Keith would have to answer that; I’ll let him know of this thread. But it might be using ATSUI for Tiger support instead of Core Text. I doubt it ever used MLTE. There might still be an underlying problem but it is only evident in Scrivener because of its dynamic view resizing. There are some pieces that are subclassed and have always been on the edge of glitchy in rare cases. Keith put together alternate system for sizing and centring text views. The fixes will be released in 2.1.1, but there is a public beta version with these methods, here. Give that a shot and see if it reproduces.
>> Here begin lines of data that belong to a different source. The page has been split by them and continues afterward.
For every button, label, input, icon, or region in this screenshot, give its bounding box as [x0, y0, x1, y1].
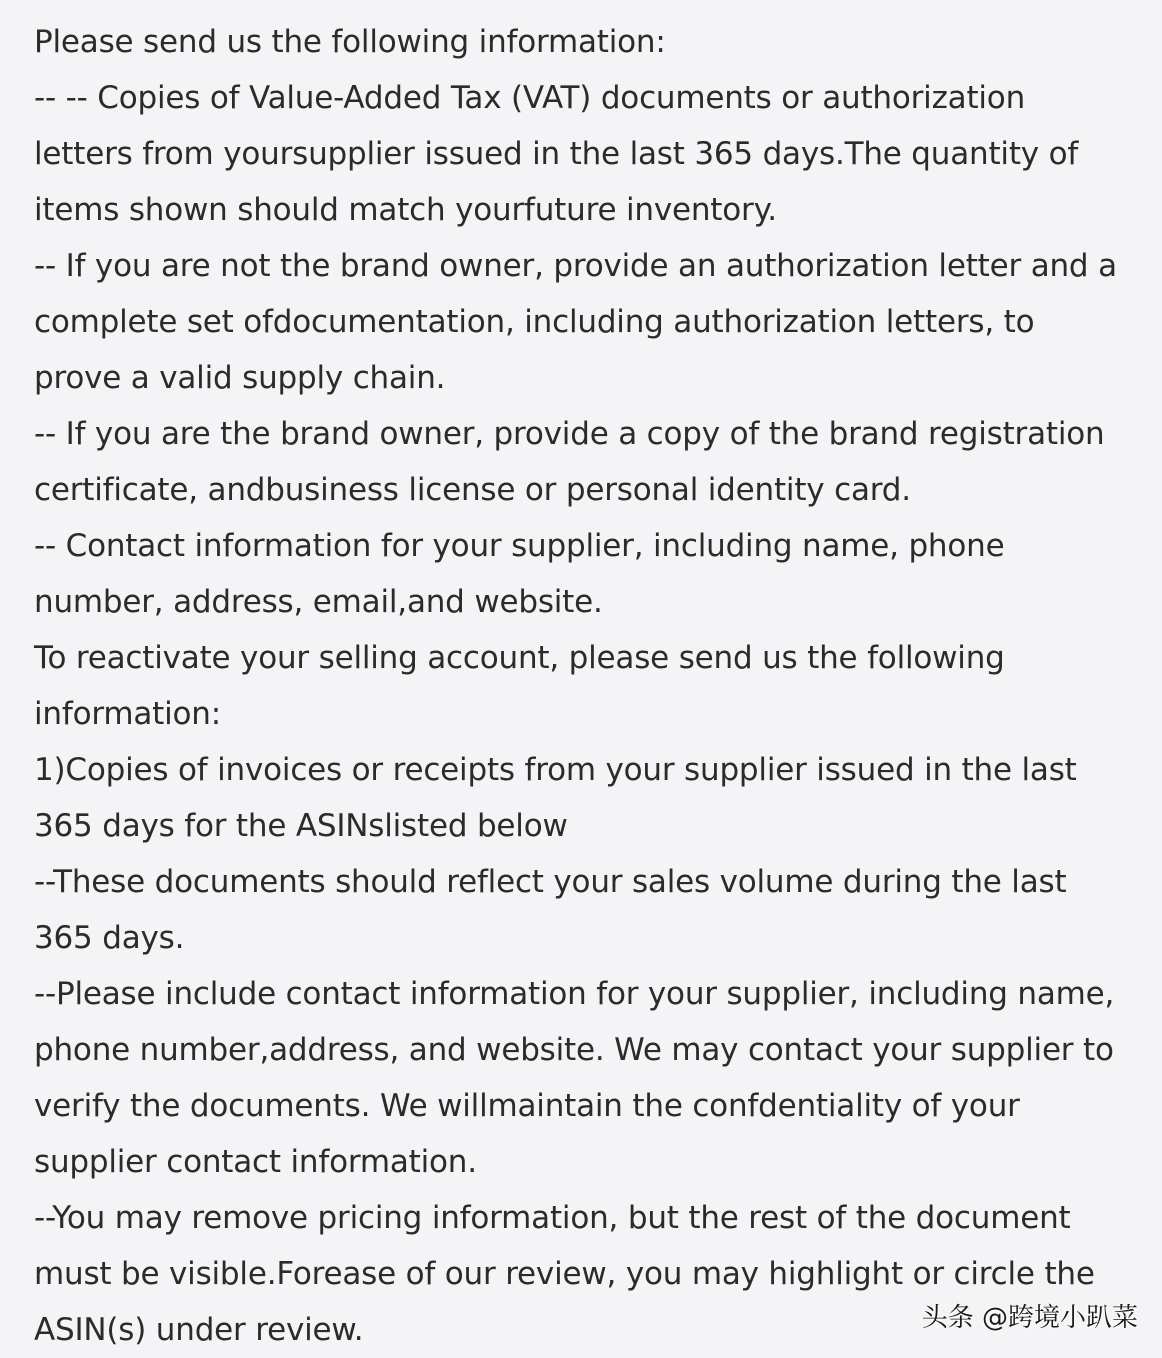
text-line: --Please include contact information for your supplier, including name,: [34, 976, 1115, 1012]
text-line: 365 days.: [34, 920, 185, 956]
text-line: supplier contact information.: [34, 1144, 477, 1180]
text-line: certificate, andbusiness license or personal identity card.: [34, 472, 911, 508]
text-line: verify the documents. We willmaintain the confdentiality of your: [34, 1088, 1020, 1124]
text-line: must be visible.Forease of our review, you may highlight or circle the: [34, 1256, 1095, 1292]
text-line: -- Contact information for your supplier, including name, phone: [34, 528, 1005, 564]
text-line: -- If you are not the brand owner, provide an authorization letter and a: [34, 248, 1117, 284]
text-line: information:: [34, 696, 221, 732]
text-line: ASIN(s) under review.: [34, 1312, 364, 1348]
text-line: 1)Copies of invoices or receipts from your supplier issued in the last: [34, 752, 1077, 788]
text-line: complete set ofdocumentation, including authorization letters, to: [34, 304, 1035, 340]
text-line: number, address, email,and website.: [34, 584, 603, 620]
document-text: [34, 14, 1154, 1358]
text-line: items shown should match yourfuture inventory.: [34, 192, 777, 228]
text-line: To reactivate your selling account, please send us the following: [34, 640, 1005, 676]
text-line: --You may remove pricing information, but the rest of the document: [34, 1200, 1071, 1236]
text-line: phone number,address, and website. We may contact your supplier to: [34, 1032, 1114, 1068]
text-line: --These documents should reflect your sales volume during the last: [34, 864, 1067, 900]
text-line: 365 days for the ASINslisted below: [34, 808, 568, 844]
text-line: letters from yoursupplier issued in the last 365 days.The quantity of: [34, 136, 1079, 172]
text-line: prove a valid supply chain.: [34, 360, 446, 396]
text-line: -- -- Copies of Value-Added Tax (VAT) documents or authorization: [34, 80, 1026, 116]
text-line: -- If you are the brand owner, provide a copy of the brand registration: [34, 416, 1105, 452]
source-watermark: 头条 @跨境小趴菜: [921, 1303, 1138, 1333]
text-line: Please send us the following information:: [34, 24, 666, 60]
Frankly, I’ll be a little surprised if this is the root of the problem. The fact that it responded to switching the view mode though does give me hope. It just does seem more like a font system issue—those weird kerning results and character swaps, especially, shouldn’t be the result of a screwy view. Worth a shot though.
Scrivener uses exactly the same text system as TextEdit and Nisus (the NSText system), so this is strange indeed. I can’t reproduce it, and I’ve never heard of this issue occurring before, but the one thing that might be different in Scrivener is that fine kerning is turned on by default. I’m wondering if that is causing the issue (although it’s a stab in the dark). Try deselecting “Use fine kerning” in the Editor pane of the Preferences and see if that makes a difference.
Okay, so I tried turning the “Fine Kerning” option off, but that didn’t affect the problem.
When I tried using the beta in full-screen mode, it wouldn’t let me scroll the main text either with the scroll bar or with the arrow keys (i.e. moving the cursor with the arrow keys). Because the problem has mainly appeared in the full-screen mode, I couldn’t really test it much with the beta.
The scrolling problem should only be a problem in the regular version - changes were made to the beta in the beta testing forum to fix this, and everyone who had the problem has reported it fixed. Could you please double-check the version number in which this is occurring (by choosing “About Scrivener” from the Scrivener menu)?
I just posted a new version the other day, so try re-downloading - there was, I noticed, a scrolling problem whereby the centred view wouldn’t actually extend to contain all the text, so that may have been the issue.
And the initial post is only edited, not removed and re-created, so yeah it dates all the way back to the first public 2.x beta in February. The correct date of post will be the last post in the thread.
I just posted a separate thread on what I believe is the same bug. I didn’t notice this thread until later when I happened on it and examined the screenshot.
I believe this is due to auto hyphenation splitting a ligature (the ff in differential in this case). So you will only get it when:
Using a font with ligatures.
Using full hyphenation (probably in conjunction with full justification).
On a line where the hyphenation algorithm wants to split the ligature.
This is why you see it go away and come back with different widths.
My testing in TextEdit seems to show that TextEdit avoids this issue by simply refusing to hyphenate at a ligature. Which is odd since the correct behavior (turning the ligature into two separate fs and splitting them) occurs in Snow Leopard.
An easy (but temporary) fix is to select your whole text and go to Format>Font>Ligature>Use None. Of course you lose your pretty ligatures, but this is probably preferable to losing hyphenation.
Sorry for the duplicated reports. There is a bit of additional information, including some console bug chatter in my other post.